Os “pufs” espalhados na proa convidam a sentar-se e apreciar a baía do Funchal, enquanto saímos em direção à reserva. O bar está atestado, o bote amarrado, os fatos de mergulho aprumados e o kayak pronto para explorar as grutas da baía da Deserta Grande.

Em menos de meia hora reparamos na companhia. Duas, não, três, perdão, quatro baleias-piloto numa aula de meditação, ou pelo menos concentradas apenas na respiração, que as traz pachorrentamente à tona. O Gavião cala os motores, navega em silêncio para não as incomodar e os dois casais de alemães saltam dos assentos como se tivessem molas, debruçando-se na borda do veleiro, à procura do queixo e da melhor perspetiva para a máquina fotográfica. Os olhos brilham e olham para o skipper e o instrutor de mergulho como se tivessem posto ali as baleias numa operação de marketing. Deliciam-se. Disparam fotos e parecem querer atropelar-se num lugar preparado para embarcar vinte passageiros mais a tripulação fixa. Mas parece tudo pequeno quando se quer perseguir as baleias adormecidas.

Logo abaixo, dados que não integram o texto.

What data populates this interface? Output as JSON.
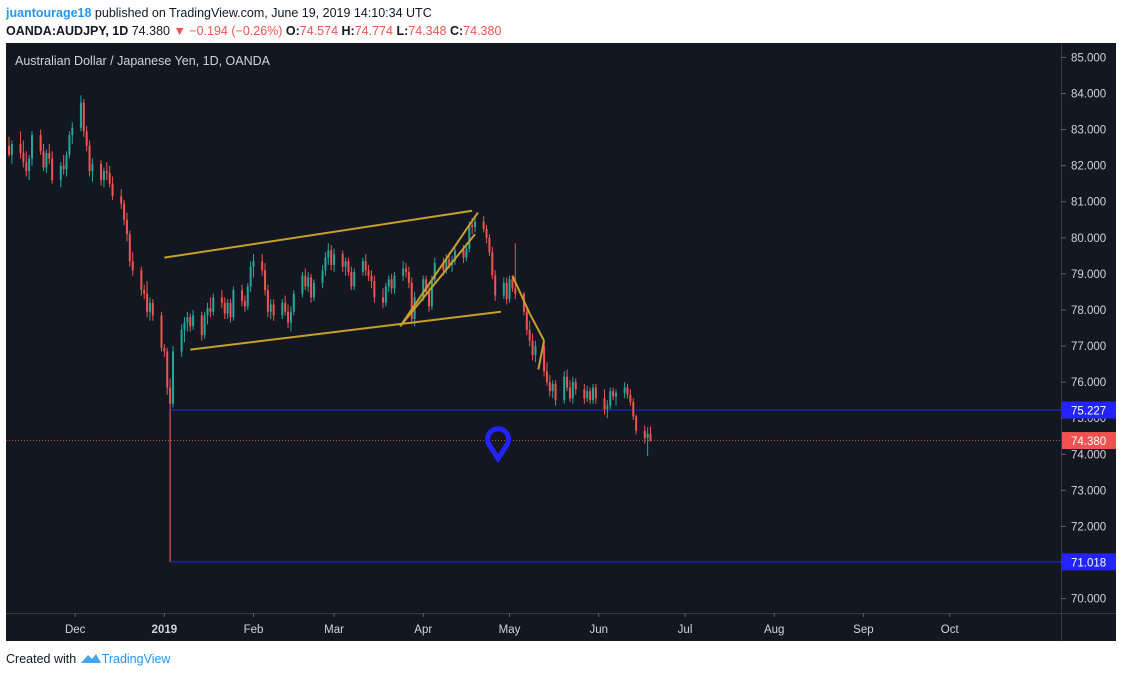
{
  "header": {
    "author": "juantourage18",
    "published_text": "published on TradingView.com, June 19, 2019 14:10:34 UTC",
    "symbol": "OANDA:AUDJPY, 1D",
    "last": "74.380",
    "change": "▼ −0.194 (−0.26%)",
    "o_label": "O:",
    "o_value": "74.574",
    "h_label": "H:",
    "h_value": "74.774",
    "l_label": "L:",
    "l_value": "74.348",
    "c_label": "C:",
    "c_value": "74.380"
  },
  "footer": {
    "created_with": "Created with",
    "brand": "TradingView"
  },
  "chart_data": {
    "type": "candlestick",
    "title": "Australian Dollar / Japanese Yen, 1D, OANDA",
    "x_ticks": [
      {
        "label": "Dec",
        "date": "2018-12-01"
      },
      {
        "label": "2019",
        "date": "2019-01-01"
      },
      {
        "label": "Feb",
        "date": "2019-02-01"
      },
      {
        "label": "Mar",
        "date": "2019-03-01"
      },
      {
        "label": "Apr",
        "date": "2019-04-01"
      },
      {
        "label": "May",
        "date": "2019-05-01"
      },
      {
        "label": "Jun",
        "date": "2019-06-01"
      },
      {
        "label": "Jul",
        "date": "2019-07-01"
      },
      {
        "label": "Aug",
        "date": "2019-08-01"
      },
      {
        "label": "Sep",
        "date": "2019-09-01"
      },
      {
        "label": "Oct",
        "date": "2019-10-01"
      }
    ],
    "x_range": [
      "2018-11-08",
      "2019-10-31"
    ],
    "y_ticks": [
      "70.000",
      "71.000",
      "72.000",
      "73.000",
      "74.000",
      "75.000",
      "76.000",
      "77.000",
      "78.000",
      "79.000",
      "80.000",
      "81.000",
      "82.000",
      "83.000",
      "84.000",
      "85.000"
    ],
    "ylim": [
      69.6,
      85.4
    ],
    "colors": {
      "up": "#26a69a",
      "down": "#ef5350",
      "level": "#2323ff",
      "pattern": "#c8a029",
      "background": "#131722",
      "last_price": "#ef5350"
    },
    "horizontal_levels": [
      {
        "value": 75.227,
        "label": "75.227",
        "from": "2019-01-03"
      },
      {
        "value": 71.018,
        "label": "71.018",
        "from": "2019-01-03"
      }
    ],
    "last_price": {
      "value": 74.38,
      "label": "74.380"
    },
    "flash_crash": {
      "date": "2019-01-03",
      "high": 75.25,
      "low": 71.02
    },
    "channel_lines": [
      {
        "from": [
          "2019-01-01",
          79.45
        ],
        "to": [
          "2019-04-18",
          80.75
        ]
      },
      {
        "from": [
          "2019-01-10",
          76.9
        ],
        "to": [
          "2019-04-28",
          77.95
        ]
      },
      {
        "from": [
          "2019-03-24",
          77.55
        ],
        "to": [
          "2019-04-20",
          80.7
        ]
      },
      {
        "from": [
          "2019-03-24",
          77.55
        ],
        "to": [
          "2019-04-19",
          80.1
        ]
      },
      {
        "from": [
          "2019-05-02",
          78.95
        ],
        "to": [
          "2019-05-08",
          77.9
        ]
      },
      {
        "from": [
          "2019-05-08",
          77.9
        ],
        "to": [
          "2019-05-13",
          77.15
        ]
      },
      {
        "from": [
          "2019-05-13",
          77.15
        ],
        "to": [
          "2019-05-11",
          76.35
        ]
      }
    ],
    "marker": {
      "type": "pin",
      "date": "2019-04-27",
      "value": 74.1
    },
    "candles": [
      [
        "2018-11-08",
        82.55,
        82.8,
        82.25,
        82.3
      ],
      [
        "2018-11-09",
        82.3,
        82.7,
        82.05,
        82.6
      ],
      [
        "2018-11-12",
        82.6,
        82.95,
        82.2,
        82.35
      ],
      [
        "2018-11-13",
        82.35,
        82.7,
        81.95,
        82.1
      ],
      [
        "2018-11-14",
        82.1,
        82.4,
        81.7,
        81.85
      ],
      [
        "2018-11-15",
        81.85,
        82.3,
        81.6,
        82.2
      ],
      [
        "2018-11-16",
        82.2,
        82.95,
        82.0,
        82.85
      ],
      [
        "2018-11-19",
        82.85,
        83.0,
        82.3,
        82.4
      ],
      [
        "2018-11-20",
        82.4,
        82.6,
        81.85,
        81.95
      ],
      [
        "2018-11-21",
        81.95,
        82.45,
        81.8,
        82.35
      ],
      [
        "2018-11-22",
        82.35,
        82.6,
        82.05,
        82.2
      ],
      [
        "2018-11-23",
        82.2,
        82.4,
        81.5,
        81.6
      ],
      [
        "2018-11-26",
        81.6,
        82.1,
        81.4,
        82.0
      ],
      [
        "2018-11-27",
        82.0,
        82.3,
        81.75,
        81.9
      ],
      [
        "2018-11-28",
        81.9,
        82.4,
        81.7,
        82.3
      ],
      [
        "2018-11-29",
        82.3,
        82.95,
        82.2,
        82.85
      ],
      [
        "2018-11-30",
        82.85,
        83.2,
        82.6,
        83.05
      ],
      [
        "2018-12-03",
        83.05,
        83.95,
        82.95,
        83.75
      ],
      [
        "2018-12-04",
        83.75,
        83.85,
        82.8,
        82.95
      ],
      [
        "2018-12-05",
        82.95,
        83.1,
        82.4,
        82.55
      ],
      [
        "2018-12-06",
        82.55,
        82.7,
        81.7,
        81.85
      ],
      [
        "2018-12-07",
        81.85,
        82.2,
        81.55,
        82.05
      ],
      [
        "2018-12-10",
        82.05,
        82.15,
        81.45,
        81.6
      ],
      [
        "2018-12-11",
        81.6,
        81.95,
        81.4,
        81.85
      ],
      [
        "2018-12-12",
        81.85,
        82.1,
        81.6,
        81.8
      ],
      [
        "2018-12-13",
        81.8,
        82.0,
        81.4,
        81.5
      ],
      [
        "2018-12-14",
        81.5,
        81.7,
        81.05,
        81.15
      ],
      [
        "2018-12-17",
        81.15,
        81.35,
        80.8,
        80.95
      ],
      [
        "2018-12-18",
        80.95,
        81.05,
        80.35,
        80.5
      ],
      [
        "2018-12-19",
        80.5,
        80.7,
        79.9,
        80.1
      ],
      [
        "2018-12-20",
        80.1,
        80.2,
        79.2,
        79.35
      ],
      [
        "2018-12-21",
        79.35,
        79.6,
        78.95,
        79.1
      ],
      [
        "2018-12-24",
        79.1,
        79.2,
        78.4,
        78.55
      ],
      [
        "2018-12-25",
        78.55,
        78.7,
        78.3,
        78.45
      ],
      [
        "2018-12-26",
        78.45,
        78.8,
        77.8,
        77.95
      ],
      [
        "2018-12-27",
        77.95,
        78.35,
        77.7,
        78.2
      ],
      [
        "2018-12-28",
        78.2,
        78.3,
        77.7,
        77.85
      ],
      [
        "2018-12-31",
        77.85,
        77.95,
        76.85,
        76.95
      ],
      [
        "2019-01-01",
        76.95,
        77.05,
        76.7,
        76.85
      ],
      [
        "2019-01-02",
        76.85,
        76.95,
        75.65,
        75.85
      ],
      [
        "2019-01-03",
        75.85,
        76.1,
        71.02,
        75.4
      ],
      [
        "2019-01-04",
        75.4,
        77.0,
        75.3,
        76.85
      ],
      [
        "2019-01-07",
        76.85,
        77.6,
        76.7,
        77.45
      ],
      [
        "2019-01-08",
        77.45,
        77.8,
        77.1,
        77.65
      ],
      [
        "2019-01-09",
        77.65,
        77.95,
        77.4,
        77.8
      ],
      [
        "2019-01-10",
        77.8,
        77.9,
        77.4,
        77.55
      ],
      [
        "2019-01-11",
        77.55,
        78.0,
        77.45,
        77.85
      ],
      [
        "2019-01-14",
        77.85,
        77.95,
        77.15,
        77.3
      ],
      [
        "2019-01-15",
        77.3,
        77.95,
        77.2,
        77.85
      ],
      [
        "2019-01-16",
        77.85,
        78.2,
        77.6,
        78.05
      ],
      [
        "2019-01-17",
        78.05,
        78.35,
        77.8,
        77.95
      ],
      [
        "2019-01-18",
        77.95,
        78.45,
        77.85,
        78.35
      ],
      [
        "2019-01-21",
        78.35,
        78.55,
        78.05,
        78.2
      ],
      [
        "2019-01-22",
        78.2,
        78.35,
        77.75,
        77.9
      ],
      [
        "2019-01-23",
        77.9,
        78.3,
        77.75,
        78.2
      ],
      [
        "2019-01-24",
        78.2,
        78.3,
        77.65,
        77.8
      ],
      [
        "2019-01-25",
        77.8,
        78.65,
        77.7,
        78.55
      ],
      [
        "2019-01-28",
        78.55,
        78.7,
        78.1,
        78.25
      ],
      [
        "2019-01-29",
        78.25,
        78.4,
        77.95,
        78.1
      ],
      [
        "2019-01-30",
        78.1,
        78.75,
        78.0,
        78.65
      ],
      [
        "2019-01-31",
        78.65,
        79.35,
        78.5,
        79.2
      ],
      [
        "2019-02-01",
        79.2,
        79.55,
        78.9,
        79.35
      ],
      [
        "2019-02-04",
        79.35,
        79.55,
        78.95,
        79.1
      ],
      [
        "2019-02-05",
        79.1,
        79.3,
        78.4,
        78.55
      ],
      [
        "2019-02-06",
        78.55,
        78.7,
        77.8,
        77.95
      ],
      [
        "2019-02-07",
        77.95,
        78.3,
        77.75,
        78.15
      ],
      [
        "2019-02-08",
        78.15,
        78.3,
        77.7,
        77.85
      ],
      [
        "2019-02-11",
        77.85,
        78.3,
        77.75,
        78.2
      ],
      [
        "2019-02-12",
        78.2,
        78.4,
        77.85,
        77.95
      ],
      [
        "2019-02-13",
        77.95,
        78.15,
        77.5,
        77.65
      ],
      [
        "2019-02-14",
        77.65,
        78.1,
        77.4,
        77.95
      ],
      [
        "2019-02-15",
        77.95,
        78.55,
        77.85,
        78.45
      ],
      [
        "2019-02-18",
        78.45,
        79.05,
        78.35,
        78.95
      ],
      [
        "2019-02-19",
        78.95,
        79.15,
        78.55,
        78.65
      ],
      [
        "2019-02-20",
        78.65,
        79.05,
        78.5,
        78.9
      ],
      [
        "2019-02-21",
        78.9,
        79.0,
        78.2,
        78.35
      ],
      [
        "2019-02-22",
        78.35,
        78.85,
        78.25,
        78.75
      ],
      [
        "2019-02-25",
        78.75,
        79.25,
        78.6,
        79.1
      ],
      [
        "2019-02-26",
        79.1,
        79.6,
        78.95,
        79.45
      ],
      [
        "2019-02-27",
        79.45,
        79.85,
        79.25,
        79.65
      ],
      [
        "2019-02-28",
        79.65,
        79.8,
        79.1,
        79.25
      ],
      [
        "2019-03-01",
        79.25,
        79.7,
        79.05,
        79.55
      ],
      [
        "2019-03-04",
        79.55,
        79.65,
        79.05,
        79.2
      ],
      [
        "2019-03-05",
        79.2,
        79.45,
        78.95,
        79.35
      ],
      [
        "2019-03-06",
        79.35,
        79.45,
        78.95,
        79.05
      ],
      [
        "2019-03-07",
        79.05,
        79.2,
        78.55,
        78.65
      ],
      [
        "2019-03-08",
        78.65,
        79.15,
        78.55,
        79.05
      ],
      [
        "2019-03-11",
        79.05,
        79.45,
        78.95,
        79.35
      ],
      [
        "2019-03-12",
        79.35,
        79.55,
        78.95,
        79.1
      ],
      [
        "2019-03-13",
        79.1,
        79.25,
        78.8,
        78.95
      ],
      [
        "2019-03-14",
        78.95,
        79.1,
        78.6,
        78.8
      ],
      [
        "2019-03-15",
        78.8,
        78.95,
        78.2,
        78.35
      ],
      [
        "2019-03-18",
        78.35,
        78.6,
        78.05,
        78.2
      ],
      [
        "2019-03-19",
        78.2,
        78.75,
        78.1,
        78.65
      ],
      [
        "2019-03-20",
        78.65,
        78.95,
        78.5,
        78.85
      ],
      [
        "2019-03-21",
        78.85,
        79.0,
        78.45,
        78.6
      ],
      [
        "2019-03-22",
        78.6,
        79.05,
        78.45,
        78.95
      ],
      [
        "2019-03-25",
        78.95,
        79.35,
        78.8,
        79.15
      ],
      [
        "2019-03-26",
        79.15,
        79.3,
        78.9,
        79.05
      ],
      [
        "2019-03-27",
        79.05,
        79.2,
        78.6,
        78.75
      ],
      [
        "2019-03-28",
        78.75,
        78.9,
        77.6,
        77.75
      ],
      [
        "2019-03-29",
        77.75,
        78.5,
        77.55,
        78.35
      ],
      [
        "2019-04-01",
        78.35,
        78.95,
        78.25,
        78.85
      ],
      [
        "2019-04-02",
        78.85,
        78.95,
        78.4,
        78.5
      ],
      [
        "2019-04-03",
        78.5,
        78.65,
        77.95,
        78.1
      ],
      [
        "2019-04-04",
        78.1,
        78.95,
        78.0,
        78.85
      ],
      [
        "2019-04-05",
        78.85,
        79.45,
        78.75,
        79.3
      ],
      [
        "2019-04-08",
        79.3,
        79.45,
        78.95,
        79.1
      ],
      [
        "2019-04-09",
        79.1,
        79.55,
        79.0,
        79.4
      ],
      [
        "2019-04-10",
        79.4,
        79.6,
        79.15,
        79.25
      ],
      [
        "2019-04-11",
        79.25,
        79.5,
        79.05,
        79.35
      ],
      [
        "2019-04-12",
        79.35,
        79.75,
        79.25,
        79.65
      ],
      [
        "2019-04-15",
        79.65,
        79.8,
        79.3,
        79.45
      ],
      [
        "2019-04-16",
        79.45,
        79.85,
        79.35,
        79.7
      ],
      [
        "2019-04-17",
        79.7,
        80.45,
        79.6,
        80.35
      ],
      [
        "2019-04-18",
        80.35,
        80.55,
        80.1,
        80.3
      ],
      [
        "2019-04-19",
        80.3,
        80.55,
        80.15,
        80.45
      ],
      [
        "2019-04-22",
        80.45,
        80.6,
        80.15,
        80.25
      ],
      [
        "2019-04-23",
        80.25,
        80.35,
        79.85,
        80.0
      ],
      [
        "2019-04-24",
        80.0,
        80.1,
        79.5,
        79.6
      ],
      [
        "2019-04-25",
        79.6,
        79.75,
        78.85,
        78.95
      ],
      [
        "2019-04-26",
        78.95,
        79.1,
        78.25,
        78.4
      ],
      [
        "2019-04-29",
        78.4,
        78.9,
        78.3,
        78.75
      ],
      [
        "2019-04-30",
        78.75,
        78.9,
        78.15,
        78.3
      ],
      [
        "2019-05-01",
        78.3,
        78.95,
        78.2,
        78.85
      ],
      [
        "2019-05-02",
        78.85,
        78.95,
        78.5,
        78.6
      ],
      [
        "2019-05-03",
        78.6,
        79.85,
        78.3,
        78.45
      ],
      [
        "2019-05-06",
        78.45,
        78.5,
        77.85,
        77.95
      ],
      [
        "2019-05-07",
        77.95,
        78.05,
        77.3,
        77.45
      ],
      [
        "2019-05-08",
        77.45,
        77.7,
        77.0,
        77.15
      ],
      [
        "2019-05-09",
        77.15,
        77.35,
        76.6,
        76.75
      ],
      [
        "2019-05-10",
        76.75,
        77.15,
        76.55,
        77.0
      ],
      [
        "2019-05-13",
        77.0,
        77.1,
        76.15,
        76.3
      ],
      [
        "2019-05-14",
        76.3,
        76.55,
        75.9,
        76.0
      ],
      [
        "2019-05-15",
        76.0,
        76.2,
        75.6,
        75.75
      ],
      [
        "2019-05-16",
        75.75,
        76.05,
        75.55,
        75.95
      ],
      [
        "2019-05-17",
        75.95,
        76.05,
        75.35,
        75.5
      ],
      [
        "2019-05-20",
        75.5,
        76.3,
        75.4,
        76.15
      ],
      [
        "2019-05-21",
        76.15,
        76.35,
        75.75,
        75.85
      ],
      [
        "2019-05-22",
        75.85,
        76.05,
        75.45,
        75.55
      ],
      [
        "2019-05-23",
        75.55,
        76.15,
        75.4,
        76.0
      ],
      [
        "2019-05-24",
        76.0,
        76.1,
        75.65,
        75.8
      ],
      [
        "2019-05-27",
        75.8,
        75.95,
        75.4,
        75.55
      ],
      [
        "2019-05-28",
        75.55,
        75.9,
        75.45,
        75.75
      ],
      [
        "2019-05-29",
        75.75,
        75.85,
        75.4,
        75.5
      ],
      [
        "2019-05-30",
        75.5,
        75.95,
        75.4,
        75.85
      ],
      [
        "2019-05-31",
        75.85,
        75.95,
        75.4,
        75.55
      ],
      [
        "2019-06-03",
        75.55,
        75.8,
        75.1,
        75.25
      ],
      [
        "2019-06-04",
        75.25,
        75.5,
        75.0,
        75.35
      ],
      [
        "2019-06-05",
        75.35,
        75.85,
        75.25,
        75.75
      ],
      [
        "2019-06-06",
        75.75,
        75.85,
        75.5,
        75.6
      ],
      [
        "2019-06-07",
        75.6,
        75.8,
        75.35,
        75.7
      ],
      [
        "2019-06-10",
        75.7,
        76.0,
        75.55,
        75.85
      ],
      [
        "2019-06-11",
        75.85,
        75.95,
        75.55,
        75.65
      ],
      [
        "2019-06-12",
        75.65,
        75.8,
        75.35,
        75.45
      ],
      [
        "2019-06-13",
        75.45,
        75.55,
        74.95,
        75.05
      ],
      [
        "2019-06-14",
        75.05,
        75.1,
        74.55,
        74.65
      ],
      [
        "2019-06-17",
        74.65,
        74.8,
        74.3,
        74.45
      ],
      [
        "2019-06-18",
        74.45,
        74.75,
        73.95,
        74.57
      ],
      [
        "2019-06-19",
        74.57,
        74.77,
        74.35,
        74.38
      ]
    ]
  }
}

Não as incomodamos. Seguimos o rumo traçado. Uma bebida fresca, um sol que teima em jogar-nos para a sombra do toldo instalado à popa.

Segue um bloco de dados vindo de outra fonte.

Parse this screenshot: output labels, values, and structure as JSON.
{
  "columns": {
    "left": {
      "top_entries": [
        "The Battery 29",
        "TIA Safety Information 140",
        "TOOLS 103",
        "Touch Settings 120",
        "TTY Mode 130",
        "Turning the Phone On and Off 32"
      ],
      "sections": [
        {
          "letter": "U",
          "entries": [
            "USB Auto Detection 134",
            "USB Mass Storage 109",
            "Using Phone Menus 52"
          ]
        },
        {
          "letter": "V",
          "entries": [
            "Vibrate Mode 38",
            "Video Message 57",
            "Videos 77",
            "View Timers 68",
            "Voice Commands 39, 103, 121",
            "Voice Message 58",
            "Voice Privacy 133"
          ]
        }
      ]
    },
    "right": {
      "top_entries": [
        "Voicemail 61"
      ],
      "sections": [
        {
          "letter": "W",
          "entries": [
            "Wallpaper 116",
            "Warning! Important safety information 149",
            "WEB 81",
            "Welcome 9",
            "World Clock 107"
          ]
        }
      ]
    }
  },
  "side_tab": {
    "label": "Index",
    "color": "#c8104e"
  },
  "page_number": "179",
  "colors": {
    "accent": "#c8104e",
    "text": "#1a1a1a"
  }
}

Dali a pouco voltamos a avistá-las, já acordadas, talvez não as mesmas, como mais tarde se virá a comprovar, mas da mesma família.

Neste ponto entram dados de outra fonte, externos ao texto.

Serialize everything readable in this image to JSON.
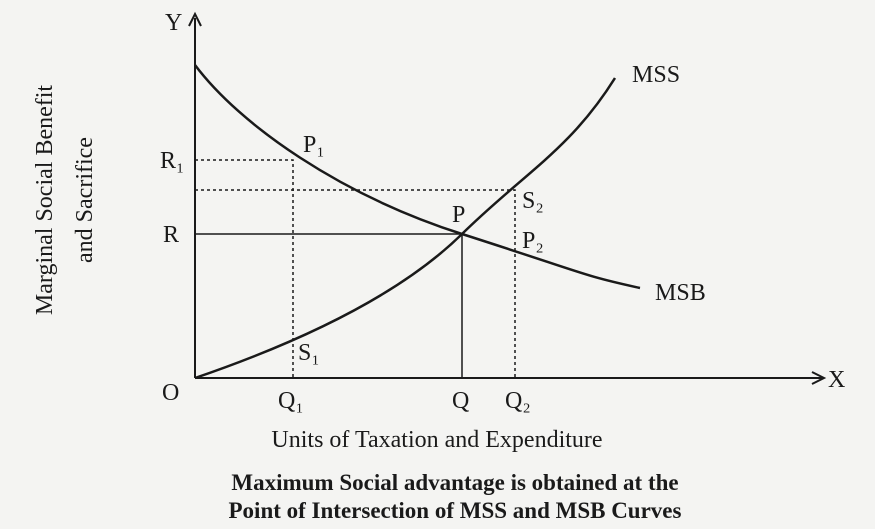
{
  "diagram": {
    "axes": {
      "y": "Y",
      "x": "X",
      "origin": "O"
    },
    "y_axis_label": [
      "Marginal Social Benefit",
      "and Sacrifice"
    ],
    "x_axis_label": "Units of Taxation and Expenditure",
    "curves": {
      "mss": "MSS",
      "msb": "MSB"
    },
    "points": {
      "p1": "P₁",
      "p": "P",
      "p2": "P₂",
      "s1": "S₁",
      "s2": "S₂"
    },
    "y_levels": {
      "r1": "R₁",
      "r": "R"
    },
    "x_levels": {
      "q1": "Q₁",
      "q": "Q",
      "q2": "Q₂"
    },
    "caption": [
      "Maximum Social advantage is obtained at the",
      "Point of Intersection of MSS and MSB Curves"
    ]
  }
}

Na ilha, cada vez mais nítida, à nossa frente, espera-nos a visita guiada à Reserva Natural. E o passeio de kayak e o mergulho, é só escolher. Ou fazer tudo. Lá tempo e descontração não faltam. Voltamos a avistá-las. Parecem querer indicar o caminho a quem já o conhece de olhos fechados. Rodrigo Cardoso volta a cortar motores ao Gavião Madeira e apreciamo-las de novo.

Posam para a fotografia, fazem desfile e mostram algo que se assemelha a uma coreografia, mergulhando ao mesmo tempo e aproximando-se de nós, mas depressa mudam o rumo e viram-se para o Bugio, estamos entregues.

Os mergulhadores aperaltam-se, há baptismo de mergulho a um dos alemães e é com esse que Luís Trabulo desce primeiro. Os outros seguem-no. Exploram, maravilham-se, procuram peixe, encontram raias, não deixam cair o queixo porque a máscara impede, mas excitam-se com o que veem nos mares da Reserva Natural.

Enquanto isso, exploramos a gruta com entrada de luz natural no kayak da “Madeira Radical” e abrimos o apetite para o almoço, já pronto, quando voltamos a bordo.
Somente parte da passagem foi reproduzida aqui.